We recently migrated to the Experience Cloud ID service. One of the drivers behind this was to enable cross-domain tracking, and after reading Data Collection CNAMEs and Cross-Domain Tracking we opted to enable CNAME support.
We own two domains, Domain A (our flagship domain) and Domain B, and are using two Adobe DTM web properties to manage the Experience Cloud ID Service. We want to know how many visitors reach Domain B after seeing Domain A independently, i.e. not through a link on Domain A. For this reason we did not focus on setting up the appendVisitorIDsTo function, since there are limited opportunities to navigate between Domain A and Domain B via a direct link.
When third-party cookies are enabled we see the same Experience Cloud ID (MID) in Domain A and Domain B, which is the expected outcome. When third-party cookies are disabled we see different MIDs. This is an unexpected outcome based on what we read in Adobe's CNAME documentation.
We looked at Chrome DevTools to see how the AMCV cookies were being set, paying specific attention to what happened when third-party cookies were disabled.
Right I guess you already read this: How the Experience Cloud ID Service Requests and Sets IDs . but have a read once again.
To be able to do cross-domain tracking using the same MID, third party needs to be supported. The visitor ID services generates the MID based on the Adobe Org ID that you in your implementation and the ID from the demdex cookie set as third party cookie. As long as both Adobe Org ID and ID from demdex cookie are identical, Adobe Visitor ID services will always set the same MID.
If third party cookie is not enabled then Visitor ID services will not be able to generate the same Visitor ID as demdex cookie will be missing.
The AMCV cookie is always set as first party cookie, this means that you will have the same cookie name on each root domain and same MID value stored in it as long as you have same Adobe ORG id and same demdex cookie.
The CNAME only helps to serve the AMCV_ cookie not the demdex one.
Demdex one will always be as third party cookie, that is why you need to use solutions provided ot pass MID via URLto next page if demdex is blocked
We were relying on what Adobe outlined on Data Collection CNAMEs and Cross-Domain Tracking, specifically that the CNAME approach "allows you to track visitors between a main landing domain and other domains in browsers that do not accept third-party cookies." It seems that this doesn't work with the Experience Cloud ID service as indicated when third-party cookies are disabled, since this results in the demdex cookie being blocked.

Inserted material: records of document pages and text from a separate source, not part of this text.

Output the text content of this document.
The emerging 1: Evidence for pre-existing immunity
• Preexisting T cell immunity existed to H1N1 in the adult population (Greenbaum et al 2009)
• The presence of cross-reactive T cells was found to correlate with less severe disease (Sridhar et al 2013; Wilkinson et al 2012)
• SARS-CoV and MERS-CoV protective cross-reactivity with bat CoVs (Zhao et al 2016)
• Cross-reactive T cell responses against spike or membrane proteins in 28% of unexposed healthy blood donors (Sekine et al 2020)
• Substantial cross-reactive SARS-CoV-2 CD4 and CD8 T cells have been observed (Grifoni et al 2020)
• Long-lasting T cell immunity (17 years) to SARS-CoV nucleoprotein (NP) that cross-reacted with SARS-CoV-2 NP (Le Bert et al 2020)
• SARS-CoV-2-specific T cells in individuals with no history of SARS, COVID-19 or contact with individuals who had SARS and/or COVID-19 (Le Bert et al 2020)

We have considered whether ITP could be having an impact, but have been hesitant on identifying this as the sole reason because Adobe has somewhat conflicting documentation (Data Collection CNAMEs and Cross-Domain Tracking and Intelligent Tracking Prevention (ITP) and Adobe Analytics).
It is important to note that we were testing cross-domain tracking in Chrome rather than Safari. It would make sense if Safari were the only browser where we experienced this issue, since that's what ITP directly impacts.